The sad part is, it didn't have to be this way. There was nothing in the genes of the Internet that required it to spawn banners. And no one put a gun to the heads of online marketers and forced them to sign banner-insertion orders. Instead, banners proliferated because they were pushed on a naive industry by a trade association looking for simplicity and growth. While its motives were honorable, there's a lesson here for those who would seek to direct the evolution of a revolution: Don't lead, don't follow, just get out of the way.
How bad are banners? Banner clickthrough rates now stand at 0.25% of banners viewed, according to the Internet Advertising Bureau, down from 8% five years ago. Research by my colleagues at Booz-Allen & Hamilton, utilizing detailed clickstream data from NetRatings, the Internet data company, indicates even worse performance. On major portal sites-the most popular and trafficked spots on the World Wide Web-banner clickthroughs are now 0.1% to 0.2%.
To put flesh on the math, consider that direct mailers (depending on the category and other considerations) would normally expect at least a 2% to 3% return on a mailing-that is, two or three people out of 100 actually purchasing a proffered product. With banners, somewhere between one and three people per thousand opt to click-even though the click is only a request for information, and won't cost them a penny. As a disaster, banners are the Hindenburg, the Great Chicago Fire and the Battle of the Somme, all rolled into a tidy package.
In the case of banners, the Internet Advertising Bureau played the same role that hydrogen gas, Mrs. O' Leary's cow and head-on infantry assaults played in those earlier catastrophes. Back in 1996, the IAB adopted standard sizes for Internet ads. The bureau reasoned that by standardizing the size of ads on the new medium, it could forestall the chaos of multiple shapes and usages and, through the consequent ease of placement, drive increased deployment of Internet advertising and higher revenues for both Internet media and Internet agencies.
There was nothing dastardly in the bureau's intent.
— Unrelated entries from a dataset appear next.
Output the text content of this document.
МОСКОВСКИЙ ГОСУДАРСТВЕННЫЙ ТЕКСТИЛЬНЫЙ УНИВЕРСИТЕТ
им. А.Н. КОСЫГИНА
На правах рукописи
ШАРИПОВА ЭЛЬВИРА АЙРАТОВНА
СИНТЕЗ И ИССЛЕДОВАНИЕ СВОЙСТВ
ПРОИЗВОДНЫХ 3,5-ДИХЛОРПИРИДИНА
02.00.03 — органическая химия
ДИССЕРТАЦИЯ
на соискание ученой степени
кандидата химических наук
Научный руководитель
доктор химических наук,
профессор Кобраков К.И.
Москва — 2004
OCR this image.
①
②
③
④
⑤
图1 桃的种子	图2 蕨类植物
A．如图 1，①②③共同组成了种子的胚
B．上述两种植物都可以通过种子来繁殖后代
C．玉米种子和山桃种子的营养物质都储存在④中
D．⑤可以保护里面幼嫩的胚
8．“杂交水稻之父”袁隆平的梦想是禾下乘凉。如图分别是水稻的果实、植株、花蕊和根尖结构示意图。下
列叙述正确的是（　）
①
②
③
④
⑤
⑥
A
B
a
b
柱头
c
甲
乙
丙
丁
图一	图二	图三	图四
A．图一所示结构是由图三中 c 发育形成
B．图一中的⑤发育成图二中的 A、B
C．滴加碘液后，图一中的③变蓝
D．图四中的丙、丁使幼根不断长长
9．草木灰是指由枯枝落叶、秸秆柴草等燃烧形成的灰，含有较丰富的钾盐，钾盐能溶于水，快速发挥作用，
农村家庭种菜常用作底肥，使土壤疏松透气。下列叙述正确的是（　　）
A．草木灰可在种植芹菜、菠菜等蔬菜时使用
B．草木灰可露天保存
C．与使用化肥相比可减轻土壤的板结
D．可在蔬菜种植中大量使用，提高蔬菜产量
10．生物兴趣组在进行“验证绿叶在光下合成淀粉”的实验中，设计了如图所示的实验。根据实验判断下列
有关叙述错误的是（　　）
I remember meeting and speaking with IAB founder (and still chairman) Rich LeFurgy at the time, and was impressed by his passion to establish the Internet as a medium, and to develop a form of marketing communication that would allow advertisers for the first time to determine real ROI.
In hindsight, though, that mid-'90s push to standardize banners seems utterly misplaced, for it was a supply-side effort that neglected the needs of the demand side. Even if unarticulated, the IAB's aim was to make life easier for its member agencies and media companies. It didn't focus on the random surfers, the busy business users, the stay-at-home dads, the working moms, the Napstering college students-in other words, on the real, human consumers who, in a media-saturated culture, couldn't care less about standardized ad sizes, but would really fall for original, boffo creativity. Why, I wonder, did any advertiser or site accept the bureau's constraints, rather than chart its own path toward the light of true consumer appeal?
It's an ongoing problem with advertising: misperceiving the identity of the real customer, and fixating on form rather than function. I concede that the former challenge is difficult. To appease your clients is not only natural, but often necessary to the survival of the business, especially in a new category. But the latter shouldn't be a problem at all. Yet it is. Consider the incredibly narrow interpretations the industry applies to the word "creativity"-e.g., "entertaining TV spot," "funny headline"-and you'll understand how constrained advertising is.
If experience tells us that success comes from thinking outside of the box, why then do we continue to build the boxes-or banners-that confine us? As Internet advertisers retrench from the banner debacle, that's the question they should be asking.